MARDI 18 AOÛT 2026
Nous avons appris le décès d’Yvette Roudy à l’âge de 97 ans. Nous adressons nos plus sincères condoléances à sa famille et à ses proches.
Signataire en 1971 avec Gisèle Halimi du Manifeste des 343 rédigé par Simone de Beauvoir, dans lequel 343 femmes déclarent avoir avorté et réclament la légalisation de l’avortement, membre du Mouvement démocratique féminin (MDF), traductrice de The Feminine Mystique de Betty Friedan (La Femme mystifiée), Yvette Roudy a été une infatigable défenseuse des progrès en matière de droits des femmes tout au long de sa vie.
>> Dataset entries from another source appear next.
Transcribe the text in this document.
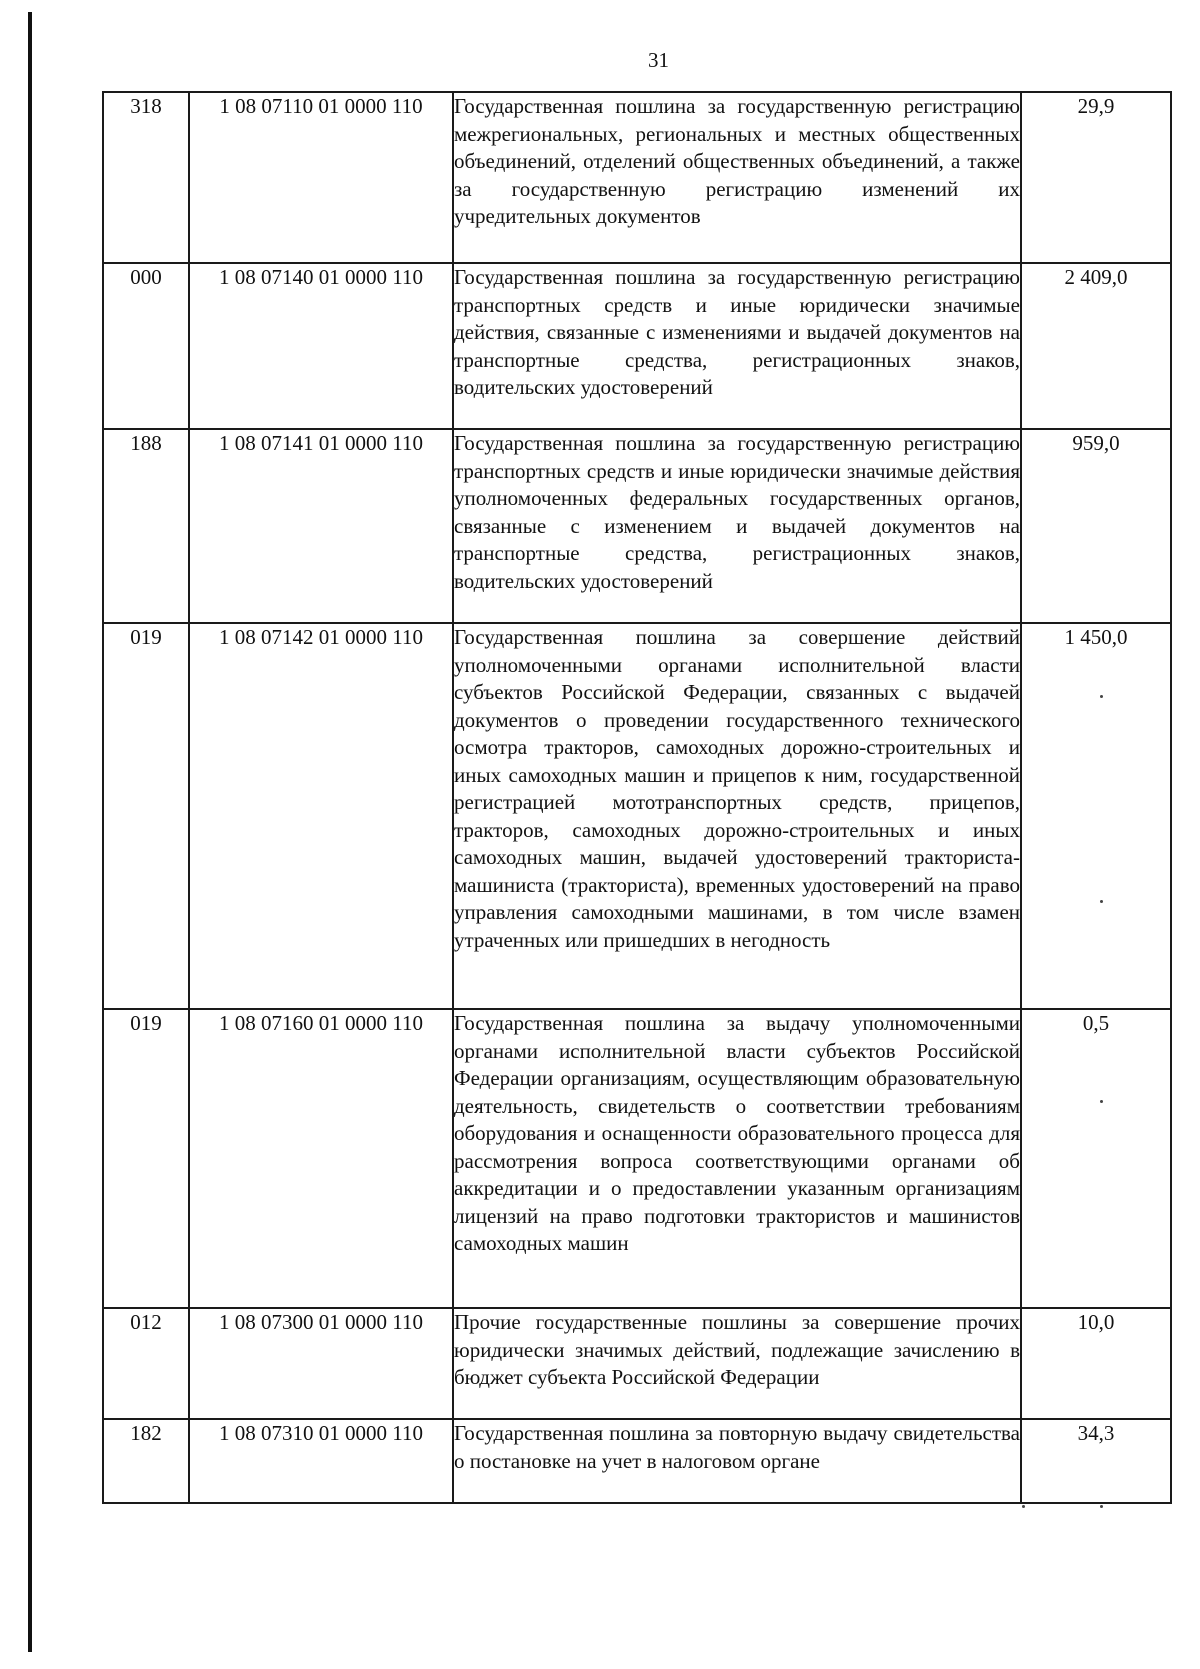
31
318	1 08 07110 01 0000 110	Государственная пошлина за государственную регистрацию межрегиональных, региональных и местных общественных объединений, отделений общественных объединений, а также за государственную регистрацию изменений их учредительных документов	29,9
000	1 08 07140 01 0000 110	Государственная пошлина за государственную регистрацию транспортных средств и иные юридически значимые действия, связанные с изменениями и выдачей документов на транспортные средства, регистрационных знаков, водительских удостоверений	2 409,0
188	1 08 07141 01 0000 110	Государственная пошлина за государственную регистрацию транспортных средств и иные юридически значимые действия уполномоченных федеральных государственных органов, связанные с изменением и выдачей документов на транспортные средства, регистрационных знаков, водительских удостоверений	959,0
019	1 08 07142 01 0000 110	Государственная пошлина за совершение действий уполномоченными органами исполнительной власти субъектов Российской Федерации, связанных с выдачей документов о проведении государственного технического осмотра тракторов, самоходных дорожно-строительных и иных самоходных машин и прицепов к ним, государственной регистрацией мототранспортных средств, прицепов, тракторов, самоходных дорожно-строительных и иных самоходных машин, выдачей удостоверений тракториста-машиниста (тракториста), временных удостоверений на право управления самоходными машинами, в том числе взамен утраченных или пришедших в негодность	1 450,0
019	1 08 07160 01 0000 110	Государственная пошлина за выдачу уполномоченными органами исполнительной власти субъектов Российской Федерации организациям, осуществляющим образовательную деятельность, свидетельств о соответствии требованиям оборудования и оснащенности образовательного процесса для рассмотрения вопроса соответствующими органами об аккредитации и о предоставлении указанным организациям лицензий на право подготовки трактористов и машинистов самоходных машин	0,5
012	1 08 07300 01 0000 110	Прочие государственные пошлины за совершение прочих юридически значимых действий, подлежащие зачислению в бюджет субъекта Российской Федерации	10,0
182	1 08 07310 01 0000 110	Государственная пошлина за повторную выдачу свидетельства о постановке на учет в налоговом органе	34,3
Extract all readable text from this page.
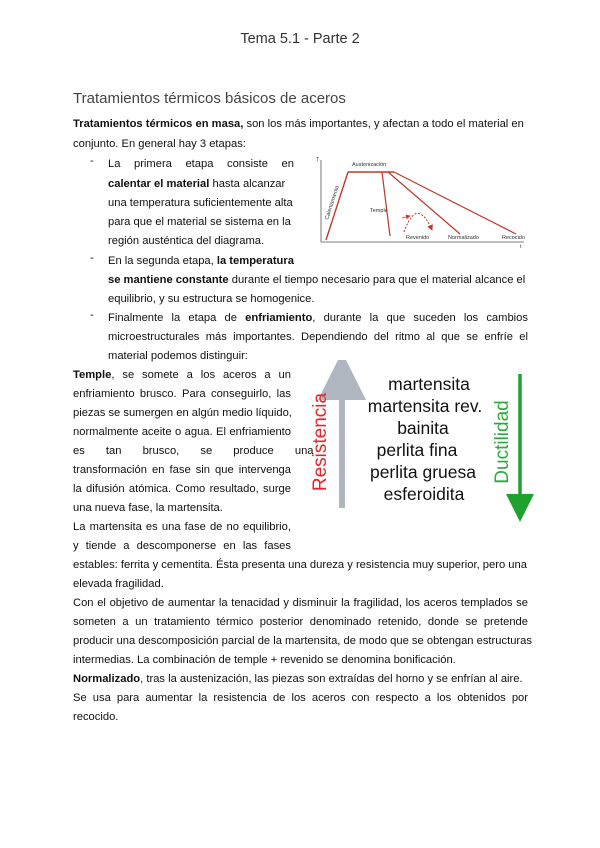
Tema 5.1 - Parte 2
Tratamientos térmicos básicos de aceros
Tratamientos térmicos en masa, son los más importantes, y afectan a todo el material en
conjunto. En general hay 3 etapas:
- La primera etapa consiste en
calentar el material hasta alcanzar
una temperatura suficientemente alta
para que el material se sistema en la
región austéntica del diagrama.
T
t
Austenización
Calentamiento	Temple
Revenido	Normalizado	Recocido
- En la segunda etapa, la temperatura
se mantiene constante durante el tiempo necesario para que el material alcance el
equilibrio, y su estructura se homogenice.
- Finalmente la etapa de enfriamiento, durante la que suceden los cambios
microestructurales más importantes. Dependiendo del ritmo al que se enfríe el
material podemos distinguir:
Temple, se somete a los aceros a un
enfriamiento brusco. Para conseguirlo, las
piezas se sumergen en algún medio líquido,
normalmente aceite o agua. El enfriamiento
es tan brusco, se produce una
transformación en fase sin que intervenga
la difusión atómica. Como resultado, surge
una nueva fase, la martensita.
La martensita es una fase de no equilibrio,
y tiende a descomponerse en las fases
Resistencia	Ductilidad
martensita
martensita rev.
bainita
perlita fina
perlita gruesa
esferoidita
estables: ferrita y cementita. Ésta presenta una dureza y resistencia muy superior, pero una
elevada fragilidad.
Con el objetivo de aumentar la tenacidad y disminuir la fragilidad, los aceros templados se
someten a un tratamiento térmico posterior denominado retenido, donde se pretende
producir una descomposición parcial de la martensita, de modo que se obtengan estructuras
intermedias. La combinación de temple + revenido se denomina bonificación.
Normalizado, tras la austenización, las piezas son extraídas del horno y se enfrían al aire.
Se usa para aumentar la resistencia de los aceros con respecto a los obtenidos por
recocido.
Nous saluons aujourd’hui l’engagement exceptionnel d’une femme qui n’a jamais accepté les inégalités de genre.
Elle s’engage en politique en soutenant dès 1965 François Mitterrand à l’élection présidentielle et rejoint le Parti socialiste en 1971 avec le MDF. Après plusieurs campagnes législatives, Yvette Roudy est élue députée européenne en 1979 sur la liste socialiste.
Après la victoire de François Mitterrand en 1981, elle est nommée ministre déléguée aux Droits des femmes puis ministre de plein exercice de 1985 à 1986. Le choix même des « droits des femmes », en lieu et place de la traditionnelle « condition féminine », traduit une rupture : il ne s’agit plus seulement de constater une condition, mais de conquérir et de garantir des droits. Critique d’un socialisme imprégné « de toute une idéologie patriarcale », Yvette Roudy est à l’origine de deux lois majeures en 1982 et 1983, la première portant le remboursement de l’interruption volontaire de grossesse (IVG) et la seconde pour l’égalité professionnelle entre les femmes et les hommes. Sous son impulsion, la France célèbre officiellement pour la première fois, en 1982, la Journée internationale des droits des femmes le 8 mars.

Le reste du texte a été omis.